A higher percentage of the nation’s GDP should be allocated to the National Health Insurance to improve the quality of care, an Academia Sinica expert committee said yesterday in a White Paper.
The advice was part of the committee’s six-page paper to the government featuring suggestions for the nation’s health coverage, and among a list of six major areas that the government could amend in the current program.
“Because of the aging of society and the increased prevalence of chronic illnesses, the need for good health care is becoming more and more important,” said academician and former Department of Health minister Chen Chien-jen (陳建仁), a member of the committee.
While most developed countries spend more than 7.5 percent of their GDP on health expenditure — with the US spending 15 percent and Germany spending 10.8 percent — Chen said that the fact that life expectancy for Taiwanese men is 75.46 and women 81.72 and on par with these countries is “another Taiwanese miracle in addition to our economic miracle.”
“However, when it comes to the optimal health care we want to provide for critical patients, [Taiwan’s] 6 percent [of GDP] is on the low side,” he said.
Chen said the exact percentage of GDP that Taiwan needs to spend on its national health insurance program needs to be carefully analyzed and calculated.
“In a public forum conducted in 2004, it was agreed that if the bureau of national health insurance could clearly explain the need for people to pay more for their coverage, the increase would be acceptable,” he said.
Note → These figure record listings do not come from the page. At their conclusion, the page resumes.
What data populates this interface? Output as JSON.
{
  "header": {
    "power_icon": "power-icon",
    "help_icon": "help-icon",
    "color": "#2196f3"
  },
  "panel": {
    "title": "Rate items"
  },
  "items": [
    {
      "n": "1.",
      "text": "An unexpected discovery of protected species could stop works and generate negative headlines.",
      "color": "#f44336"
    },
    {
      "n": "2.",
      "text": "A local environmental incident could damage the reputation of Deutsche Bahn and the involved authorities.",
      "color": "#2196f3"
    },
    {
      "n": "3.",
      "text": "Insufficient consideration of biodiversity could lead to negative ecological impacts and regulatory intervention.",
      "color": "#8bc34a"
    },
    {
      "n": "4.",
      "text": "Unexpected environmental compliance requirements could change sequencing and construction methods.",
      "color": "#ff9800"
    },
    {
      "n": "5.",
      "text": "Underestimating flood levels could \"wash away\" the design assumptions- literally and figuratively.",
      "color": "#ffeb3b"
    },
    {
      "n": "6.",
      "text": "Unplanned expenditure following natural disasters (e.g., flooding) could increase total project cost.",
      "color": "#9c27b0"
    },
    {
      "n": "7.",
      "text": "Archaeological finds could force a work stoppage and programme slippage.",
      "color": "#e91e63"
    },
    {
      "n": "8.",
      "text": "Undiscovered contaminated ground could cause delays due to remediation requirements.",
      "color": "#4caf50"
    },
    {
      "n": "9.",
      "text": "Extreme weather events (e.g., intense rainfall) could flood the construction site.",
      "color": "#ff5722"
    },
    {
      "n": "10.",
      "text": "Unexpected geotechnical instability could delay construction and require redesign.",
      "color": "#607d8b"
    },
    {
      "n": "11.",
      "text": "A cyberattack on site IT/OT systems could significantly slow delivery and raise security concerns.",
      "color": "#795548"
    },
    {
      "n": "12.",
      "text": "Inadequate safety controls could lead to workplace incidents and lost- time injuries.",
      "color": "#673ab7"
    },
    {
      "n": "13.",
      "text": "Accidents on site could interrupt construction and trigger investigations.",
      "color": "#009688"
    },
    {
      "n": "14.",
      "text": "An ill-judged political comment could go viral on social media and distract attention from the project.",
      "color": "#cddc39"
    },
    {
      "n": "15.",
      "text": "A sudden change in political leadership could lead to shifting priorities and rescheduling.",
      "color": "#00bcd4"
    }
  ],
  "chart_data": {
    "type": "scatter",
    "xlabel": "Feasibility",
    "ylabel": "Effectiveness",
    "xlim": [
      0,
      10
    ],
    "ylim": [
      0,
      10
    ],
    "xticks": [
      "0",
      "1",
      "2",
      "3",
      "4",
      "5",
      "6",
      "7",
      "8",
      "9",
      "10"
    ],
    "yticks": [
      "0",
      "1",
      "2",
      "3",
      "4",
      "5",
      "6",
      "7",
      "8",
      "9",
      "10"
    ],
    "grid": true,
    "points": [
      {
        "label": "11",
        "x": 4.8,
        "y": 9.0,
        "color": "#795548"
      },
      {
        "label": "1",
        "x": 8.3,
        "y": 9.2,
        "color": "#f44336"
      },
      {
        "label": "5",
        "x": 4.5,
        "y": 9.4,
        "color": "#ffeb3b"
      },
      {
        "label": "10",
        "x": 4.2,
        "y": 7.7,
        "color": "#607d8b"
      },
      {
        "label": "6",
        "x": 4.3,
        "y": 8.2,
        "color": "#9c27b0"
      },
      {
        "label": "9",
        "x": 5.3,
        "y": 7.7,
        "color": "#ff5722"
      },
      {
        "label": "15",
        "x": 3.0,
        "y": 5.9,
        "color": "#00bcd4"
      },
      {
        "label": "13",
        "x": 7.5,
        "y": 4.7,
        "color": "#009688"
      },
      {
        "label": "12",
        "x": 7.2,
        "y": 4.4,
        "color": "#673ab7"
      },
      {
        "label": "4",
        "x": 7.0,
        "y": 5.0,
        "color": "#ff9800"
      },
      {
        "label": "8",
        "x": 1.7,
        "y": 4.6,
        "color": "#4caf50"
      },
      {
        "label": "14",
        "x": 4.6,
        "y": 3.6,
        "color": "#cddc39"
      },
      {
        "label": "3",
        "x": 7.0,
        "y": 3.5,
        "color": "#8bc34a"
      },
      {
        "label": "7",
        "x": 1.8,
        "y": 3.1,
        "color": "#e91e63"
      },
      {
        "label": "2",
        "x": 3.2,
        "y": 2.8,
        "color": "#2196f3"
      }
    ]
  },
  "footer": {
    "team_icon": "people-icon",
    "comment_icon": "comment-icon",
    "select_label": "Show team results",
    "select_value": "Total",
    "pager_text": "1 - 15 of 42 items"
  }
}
The committee also advised the government to schedule payments for health services qualitatively instead of quantitatively, in order to fairly reflect the time and effort physicians spend on each case.
“Severity, complications and time required for the cases should be considered, instead of paying physicians by the number of cases they treat,” Chen said.
In addition, the White Paper included a suggestion for physicians to be subjected to professional laws instead of the criminal code for malpractice suits to better protect doctors’ rights.
“After spending the most effort possible in protecting their patients, doctors should be pardoned in some cases of medical mishaps if they have acted according to clinical guidelines,” Chen said.
This is not to say that physicians who make false advertisements or practice without valid licenses should be spared, but, “sometimes there are unexpected health risks and adverse drug effects,” Chen said.
The suggestion came after the observation that more and more medical students are opting for “safe” medical departments like dermatology or ear, nose and throat to avoid being involved in possible criminal trials.
“We are not getting enough intern doctors in surgery and obstetrics and gynecology,” Chen said.
A more reasonable payment schedule should also be implemented for new and patented [versus generic] drugs to reflect research efforts spent on them, and to encourage the development of the biotechnology industry, Chen said.